During the Chinese Civil War, the Chinese Nationalist Party (KMT) often accused the Chinese Communist Party (CCP) of using a “sea of people” tactic against the KMT, which eventually fled to Taiwan. In CCP parlance, this was called “people’s warfare.”
After establishing the People’s Republic of China (PRC), the CCP continued to apply people’s warfare to its political movements and socialist structure, calling it a mass movement. The result was millions of people dead in the Great Leap forward. The same approach was applied to reform and the open-door policies, which gave rise to the saying: “Of a billion people, 900 million were cheated, and the rest were in training.”
When the US supported the democracy movement in China, former Chinese leader Deng Xiaoping (鄧小平) warned that if the CCP collapsed, 100 million Chinese would flood out of China. That scared both the US and the KMT.

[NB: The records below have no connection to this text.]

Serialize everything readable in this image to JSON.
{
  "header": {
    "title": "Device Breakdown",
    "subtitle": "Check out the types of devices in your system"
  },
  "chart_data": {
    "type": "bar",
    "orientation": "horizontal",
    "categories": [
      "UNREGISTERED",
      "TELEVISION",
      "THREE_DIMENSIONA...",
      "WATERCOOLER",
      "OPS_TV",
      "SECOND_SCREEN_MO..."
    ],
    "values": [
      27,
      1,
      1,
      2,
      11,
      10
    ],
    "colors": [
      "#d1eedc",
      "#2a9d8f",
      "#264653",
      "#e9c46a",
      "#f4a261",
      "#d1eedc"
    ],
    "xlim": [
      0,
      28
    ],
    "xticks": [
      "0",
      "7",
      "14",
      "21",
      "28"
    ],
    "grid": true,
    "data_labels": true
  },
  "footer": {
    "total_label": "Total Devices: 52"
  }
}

Ma, however, has dismantled Taiwan’s political, economic, cultural and military defenses and invited China’s “sea of people” to Taiwan, and the flood has increased from a few hundred people a day a few months ago to 10,000 a day last month. Deregulation is not wrong, but it should be accompanied by measures that would prevent Chinese from crowding out Taiwanese. One major risk is they might deprive Taiwanese of their right to a job.
Even after its handover in 1997, Hong Kong still does not recognize Chinese degrees, although some of the territory’s universities have tried to attract Chinese students. Statistics show that of the 14,000 Chinese students studying in Hong Kong in 2007, 99 percent wanted to remain there to work. Despite Hong Kong’s stricter laws, more than 1,000 students have managed to do so. Isn’t it time for Taiwanese youth to stand up and defend their rights?

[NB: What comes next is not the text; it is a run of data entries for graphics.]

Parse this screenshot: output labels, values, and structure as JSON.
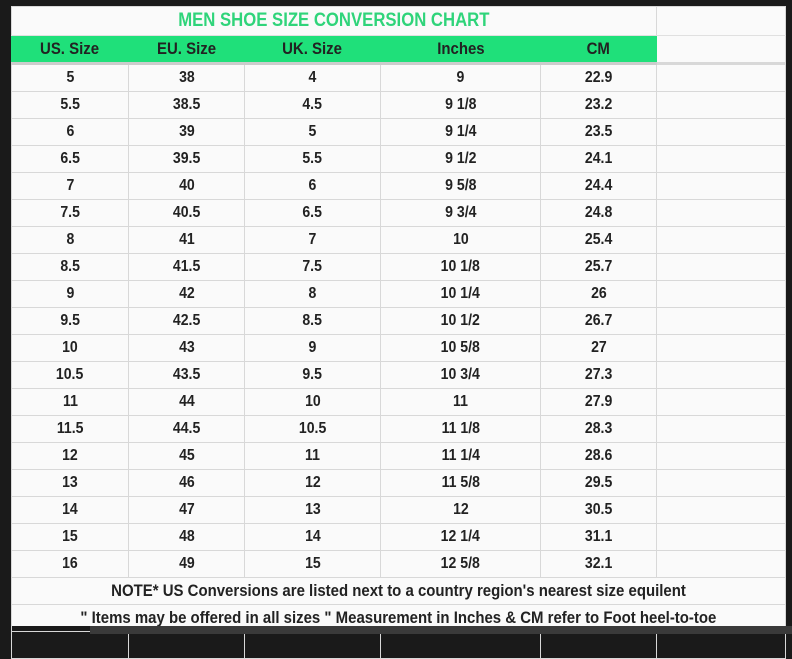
{
  "title": "MEN SHOE SIZE CONVERSION CHART",
  "headers": [
    "US. Size",
    "EU. Size",
    "UK. Size",
    "Inches",
    "CM"
  ],
  "rows": [
    [
      "5",
      "38",
      "4",
      "9",
      "22.9"
    ],
    [
      "5.5",
      "38.5",
      "4.5",
      "9 1/8",
      "23.2"
    ],
    [
      "6",
      "39",
      "5",
      "9 1/4",
      "23.5"
    ],
    [
      "6.5",
      "39.5",
      "5.5",
      "9 1/2",
      "24.1"
    ],
    [
      "7",
      "40",
      "6",
      "9 5/8",
      "24.4"
    ],
    [
      "7.5",
      "40.5",
      "6.5",
      "9 3/4",
      "24.8"
    ],
    [
      "8",
      "41",
      "7",
      "10",
      "25.4"
    ],
    [
      "8.5",
      "41.5",
      "7.5",
      "10 1/8",
      "25.7"
    ],
    [
      "9",
      "42",
      "8",
      "10 1/4",
      "26"
    ],
    [
      "9.5",
      "42.5",
      "8.5",
      "10 1/2",
      "26.7"
    ],
    [
      "10",
      "43",
      "9",
      "10 5/8",
      "27"
    ],
    [
      "10.5",
      "43.5",
      "9.5",
      "10 3/4",
      "27.3"
    ],
    [
      "11",
      "44",
      "10",
      "11",
      "27.9"
    ],
    [
      "11.5",
      "44.5",
      "10.5",
      "11 1/8",
      "28.3"
    ],
    [
      "12",
      "45",
      "11",
      "11 1/4",
      "28.6"
    ],
    [
      "13",
      "46",
      "12",
      "11 5/8",
      "29.5"
    ],
    [
      "14",
      "47",
      "13",
      "12",
      "30.5"
    ],
    [
      "15",
      "48",
      "14",
      "12 1/4",
      "31.1"
    ],
    [
      "16",
      "49",
      "15",
      "12 5/8",
      "32.1"
    ]
  ],
  "notes": [
    "NOTE* US Conversions are listed next to a country region's nearest size equilent",
    "\" Items may be offered in all sizes \" Measurement in Inches & CM refer to Foot heel-to-toe"
  ],
  "colors": {
    "header_bg": "#1fe07a",
    "title": "#2fd47a"
  }
}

The Chinese suppression of Tibetans last spring resulted in clashes between Chinese students in Hong Kong and local students, and this year has seen further clashes over the 1989 Tiananmen Massacre. Hong Kong is helpless to a certain extent because it is restricted by the “one country, two systems” model. Taiwan, however, is a democracy. A viewer who called a TV talk show suggested that Chinese wanting to study in Taiwan should have to recognize Taiwan as a sovereign country before they are allowed to do so. I think that is a great idea.
In addition to China’s “sea of people” tactic, it is now employing a “sea of money.” To show the world that its economy is back on its feet, Premier Wen Jiabao (溫家寶) already spent in the first quarter of this year 90 percent of the year’s financial credit to stir up a stock market frenzy.

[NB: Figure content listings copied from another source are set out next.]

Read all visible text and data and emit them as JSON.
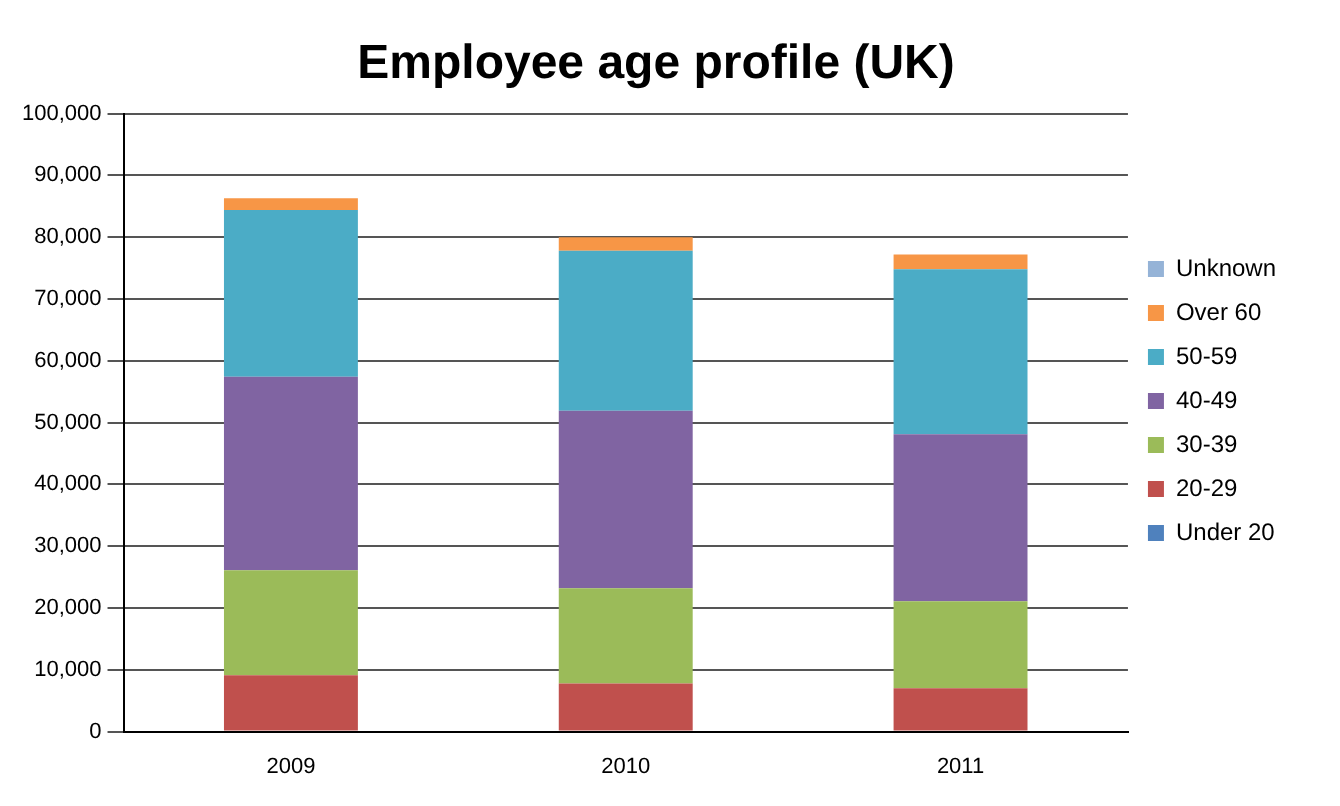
{
  "chart_data": {
    "type": "bar",
    "title": "Employee age profile (UK)",
    "categories": [
      "2009",
      "2010",
      "2011"
    ],
    "stacked": true,
    "series": [
      {
        "name": "Under 20",
        "color": "#4f81bd",
        "values": [
          0,
          0,
          0
        ]
      },
      {
        "name": "20-29",
        "color": "#c0504d",
        "values": [
          9100,
          7800,
          7000
        ]
      },
      {
        "name": "30-39",
        "color": "#9bbb59",
        "values": [
          17000,
          15400,
          14100
        ]
      },
      {
        "name": "40-49",
        "color": "#8064a2",
        "values": [
          31300,
          28700,
          27000
        ]
      },
      {
        "name": "50-59",
        "color": "#4bacc6",
        "values": [
          27000,
          25900,
          26700
        ]
      },
      {
        "name": "Over 60",
        "color": "#f79646",
        "values": [
          1900,
          2200,
          2400
        ]
      },
      {
        "name": "Unknown",
        "color": "#95b3d7",
        "values": [
          0,
          0,
          0
        ]
      }
    ],
    "ylim": [
      0,
      100000
    ],
    "yticks": [
      0,
      {
        "value": 10000,
        "label": "10,000"
      },
      {
        "value": 20000,
        "label": "20,000"
      },
      {
        "value": 30000,
        "label": "30,000"
      },
      {
        "value": 40000,
        "label": "40,000"
      },
      {
        "value": 50000,
        "label": "50,000"
      },
      {
        "value": 60000,
        "label": "60,000"
      },
      {
        "value": 70000,
        "label": "70,000"
      },
      {
        "value": 80000,
        "label": "80,000"
      },
      {
        "value": 90000,
        "label": "90,000"
      },
      {
        "value": 100000,
        "label": "100,000"
      }
    ],
    "grid": "y",
    "legend": "right"
  }
}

That may have saved the stock market, but not the economy. The surge in Chinese equities has also kick-started the Hong Kong and Taiwanese stock markets.
Although Taiwan has just passed legislation to ease restrictions on Chinese investment, Chinese funds have long flowed into Taiwan clandestinely. This is why the TAIEX was able to surge from a low 4,000-plus points to above 6,000 points so quickly despite international financial institutions’ bearish outlook on Taiwan and market fundamentals remaining weak.
Who stands to benefit from this market surge? Not the middle class, which has already lost a money when the stock market went into a free fall, nor the working class struggling to make a living. It is the powerful and privileged group that the government has encouraged to enter the market that will make money. The KMT-CCP platform for cooperation is now supporting the stock market and Ma.
The reason Taiwan is drowning in money is that someone wants to buy Taiwan. In the short term, the middle class may be allowed to share in some of the spoils, but the gap between the rich and the poor will only continue to widen. What’s even more frightening is the sovereignty risks that the government is taking.
Paul Lin is a political commentator based in Taiwan.